Posted 27 April 2014
Edited by stolenfaces 27 April 2014
RedChecker
Photographer
RedChecker
HowardJ
You're welcome to your opinions but if its a £50 or £100 difference to an i7 its always worth spending the money.
A flagship processor isn't a mere £50 or £100 difference. The base i7 processors (which I'd personally opt for) are around the £250 range, the 'Extreme' versions of the i7 processors can be ~£800. You certainly don't get 2-3x the speed increase with such processors.
Posted 27 April 2014
w4pictures
Photographer
w4pictures
HowardJ

 If you don't then some moron will come along with a shite piece of software that just won't perform on your machine and you'll have to upgrade the CPU which is probably the most expensive component and may not be possible on the motherboard you've got.


Probably true at some stage even if you do buy the best.  But to have or not to have that piece of software is an easy decision.

A while ago, my graphics card blew up.
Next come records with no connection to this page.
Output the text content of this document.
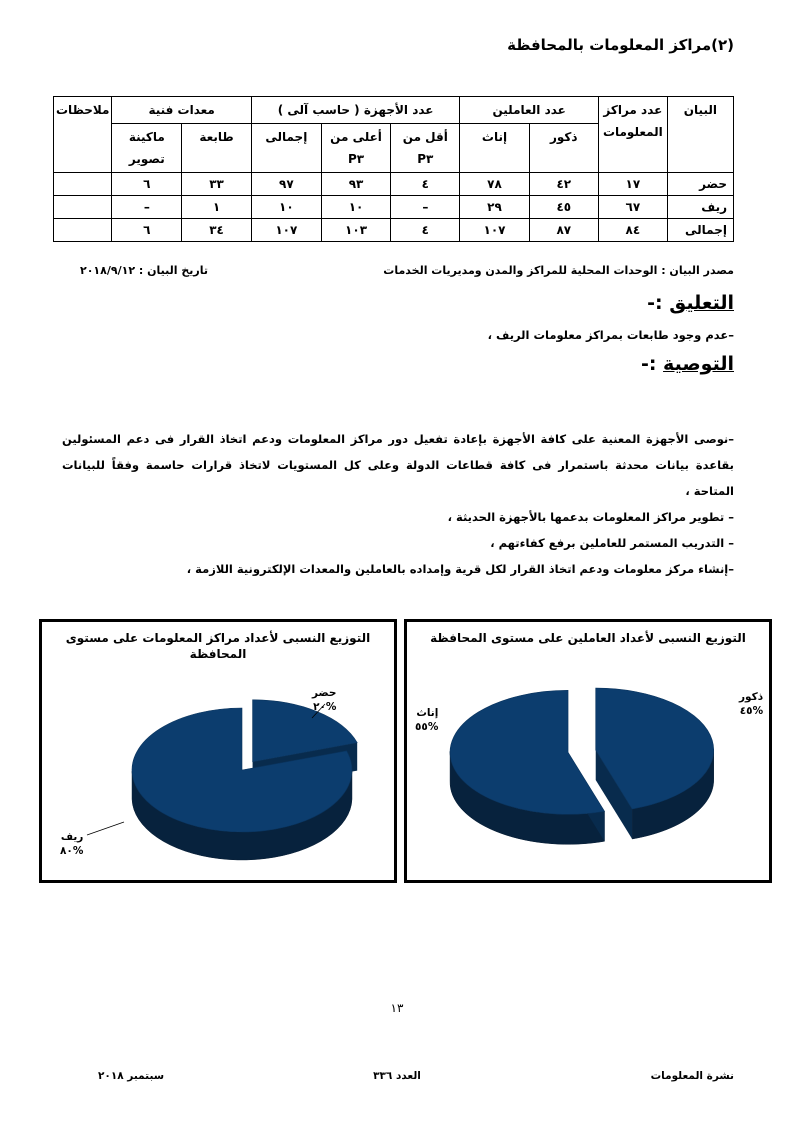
(٢)مراكز المعلومات بالمحافظة
البيان	عدد مراكز المعلومات	عدد العاملين		عدد الأجهزة ( حاسب آلى )			معدات فنية		ملاحظات
		ذكور	إناث	أقل من P٣	أعلى من P٣	إجمالى	طابعة	ماكينة تصوير	
حضر	١٧	٤٢	٧٨	٤	٩٣	٩٧	٣٣	٦	
ريف	٦٧	٤٥	٢٩	–	١٠	١٠	١	–	
إجمالى	٨٤	٨٧	١٠٧	٤	١٠٣	١٠٧	٣٤	٦	
مصدر البيان : الوحدات المحلية للمراكز والمدن ومديريات الخدمات
تاريخ البيان : ٢٠١٨/٩/١٢
التعليق :-
–عدم وجود طابعات بمراكز معلومات الريف ،
التوصية :-
–نوصى الأجهزة المعنية على كافة الأجهزة بإعادة تفعيل دور مراكز المعلومات ودعم اتخاذ القرار فى دعم المسئولين بقاعدة بيانات محدثة باستمرار فى كافة قطاعات الدولة وعلى كل المستويات لاتخاذ قرارات حاسمة وفقاً للبيانات المتاحة ،
– تطوير مراكز المعلومات بدعمها بالأجهزة الحديثة ،
– التدريب المستمر للعاملين برفع كفاءتهم ،
–إنشاء مركز معلومات ودعم اتخاذ القرار لكل قرية وإمداده بالعاملين والمعدات الإلكترونية اللازمة ،
التوزيع النسبى لأعداد مراكز المعلومات على مستوى المحافظة
حضر
%٢٠
ريف
%٨٠
التوزيع النسبى لأعداد العاملين على مستوى المحافظة
ذكور
%٤٥
إناث
%٥٥
١٣
سبتمبر ٢٠١٨	العدد ٣٣٦	نشرة المعلومات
Smoke came from it. I fed the monitor from the mother board and looked for a replacement. Not immediately finding one, I forgot about it. Frankly, aside from the VGA element, I haven't noticed much difference in performance so I'm in no rush.
Posted 27 April 2014
HowardJ
Photographer
HowardJ
RedChecker
The base i7 processors (which I'd personally opt for) are around the £250 range, the 'Extreme' versions of the i7 processors can be ~£800. You certainly don't get 2-3x the speed increase with such processors.
Precisely, very few people need "Extreme" versions. If it's a choice between an i5 or an i7 or a slower speed processor then it pays to future proof the CPU as much as you can afford. Buying an "Extreme" doesn't fit into this category.